すると、先輩は爽やかな笑顔で腕を広げた。
「魔法に関して様々な感動と興味を齎すのが、このグランバス魔法学校の特徴だからね」
結局、そういう反応が見たかっただけか……
「なんか1年も経てば慣れちまいそうっすね」
「そこなんだよ。鮮度の高い反応は新入生からしか得られない」
「魚みたいな言い方ですね」
「おっと、これは失礼した」
「……あ」
「どうしました?」
「転送ってさ、魔力馴染ませないと出来ないんじゃねえの?」
俺はそう聞いた、じいさんに。
ガセだったのかな……たしかに少しボケてたけど。
「ああ、それは間違いだね。正しくは認識する為に魔力を馴染ませるのが楽なんだ」
「へー」
「転送先を認識しなければならないのは知っているかい?」
「知ってます」
「なら、転送対象も同じだ。そもそも人が使う魔法は共通して、認識が必要なんだよ」
「でも、魔具が認識するんですか?」
「それは魔法回路で予め設定しておくんだよ。認識とは意味合いが違うかな」
魔法には種類、規模、速度、込める魔力などなど……細かな制御が必要なんだが、人間はそれらを認識によって補完して魔法を行使する。

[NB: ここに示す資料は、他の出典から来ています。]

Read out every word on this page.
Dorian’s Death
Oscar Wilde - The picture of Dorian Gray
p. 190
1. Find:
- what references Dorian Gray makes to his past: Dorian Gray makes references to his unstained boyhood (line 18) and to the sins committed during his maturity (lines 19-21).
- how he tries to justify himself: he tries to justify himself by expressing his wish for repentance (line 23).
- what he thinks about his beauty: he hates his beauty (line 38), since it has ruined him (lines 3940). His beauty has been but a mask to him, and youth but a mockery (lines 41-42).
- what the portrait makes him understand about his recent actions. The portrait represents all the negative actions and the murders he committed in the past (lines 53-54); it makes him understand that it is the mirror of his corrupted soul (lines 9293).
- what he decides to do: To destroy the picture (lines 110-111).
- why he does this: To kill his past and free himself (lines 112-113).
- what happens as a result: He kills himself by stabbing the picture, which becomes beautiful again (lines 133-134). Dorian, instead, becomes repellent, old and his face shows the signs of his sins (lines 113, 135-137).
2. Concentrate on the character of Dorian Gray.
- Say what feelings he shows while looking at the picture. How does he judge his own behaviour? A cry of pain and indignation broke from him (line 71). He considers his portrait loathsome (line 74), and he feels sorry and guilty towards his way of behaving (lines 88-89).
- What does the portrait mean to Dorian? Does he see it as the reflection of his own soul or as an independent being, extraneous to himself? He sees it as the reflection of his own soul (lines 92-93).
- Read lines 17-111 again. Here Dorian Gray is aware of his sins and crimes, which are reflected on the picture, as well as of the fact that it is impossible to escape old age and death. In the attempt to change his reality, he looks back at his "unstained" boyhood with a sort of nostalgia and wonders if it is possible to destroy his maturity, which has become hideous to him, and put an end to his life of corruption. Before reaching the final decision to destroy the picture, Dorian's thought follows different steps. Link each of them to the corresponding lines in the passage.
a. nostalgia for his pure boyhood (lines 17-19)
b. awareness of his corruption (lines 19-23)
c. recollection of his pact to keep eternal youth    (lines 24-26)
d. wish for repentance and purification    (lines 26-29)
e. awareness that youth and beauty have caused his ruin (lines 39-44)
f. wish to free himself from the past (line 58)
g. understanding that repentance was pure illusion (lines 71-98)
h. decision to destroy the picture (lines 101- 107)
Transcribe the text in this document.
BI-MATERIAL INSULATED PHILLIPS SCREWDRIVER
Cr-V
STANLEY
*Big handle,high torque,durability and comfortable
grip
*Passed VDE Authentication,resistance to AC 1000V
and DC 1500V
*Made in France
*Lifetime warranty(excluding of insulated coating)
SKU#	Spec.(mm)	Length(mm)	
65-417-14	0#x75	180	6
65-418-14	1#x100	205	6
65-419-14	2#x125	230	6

これに対して魔具は魔法回路によって設定する事で魔法を行使するのだ。
「どちらも魔法の行使に違いは無いけど、その過程は異なる。現在進行形で魔法を構築するのか、設定しておいた固有の魔法を構築するのか、だね」
さすが生徒会長となると色々知っているようだ。
先生と呼んだ方がいいのだろうか。
ちなみに魔具の回路と同じように、安定して魔法を人間が行使する方法がある。
それが詠唱であり、魔力を伴って詠唱すれば魔法が構築されるのだ。
詠唱自体が魔法の構築に補正を掛けるし、声に出す事で認識も補助される。
一応は無詠唱なんていう神業も存在するのだが、人間が魔法を認識だけで構築するなんてのは不可能に近い。
俺だって練習してみたけど無理だった。
「ところで、部屋はどうするんだい?」
「あ……どうする?」
「選び直すって出来ますか?」
「出来るが、その時は荷物を人力で運ばないとね」
「うわぁ……」
ちょっと疲れてるから力仕事は勘弁したい。
けど、このままじゃ生徒会に入る事に……
「言っておくが、別に生徒会に入らなくても構わないよ?」
「「「へ?」」」
「近々、君達は部屋を移る事になりそうだからね」
「「「?」」」
「おや、仲が良いから大部屋を使うのかと思っていたんだが」
「あ!」
そうだ、大部屋もあったんだ!
「すっかり忘れてましたね」
「だな。どうする?」
「ん~……あ」
ふと視線を転じると、ハイク寝てるわ。
「さっきから静かだと思ったら……」
「どうやら今日は休んだ方が良さそうだね」
「そうします」
大部屋に移ろうにも4人で相談しないといけない。
ハイクが寝てしまったため、今日のところは保留にして休む事になった。
と思ったが……
「ハイク! 体の汚れを落としてから寝てください!」
「ん……なに? もう朝?」
「寝ぼけてないで、体を拭くなり風呂に入るなりしてください!」
「もうちょっと寝てからでもいい?」
「駄目です! そう言って朝まで寝るんですから!」
「「オカンかよ」」
ハイクが叩き起こされて風呂に向かい、残りの面子で明日の予定を打ち合わせてから各自の部屋に戻るのだった。
魔法って便利!
荷物運びとかも”魔法で解決”って出来ますからね。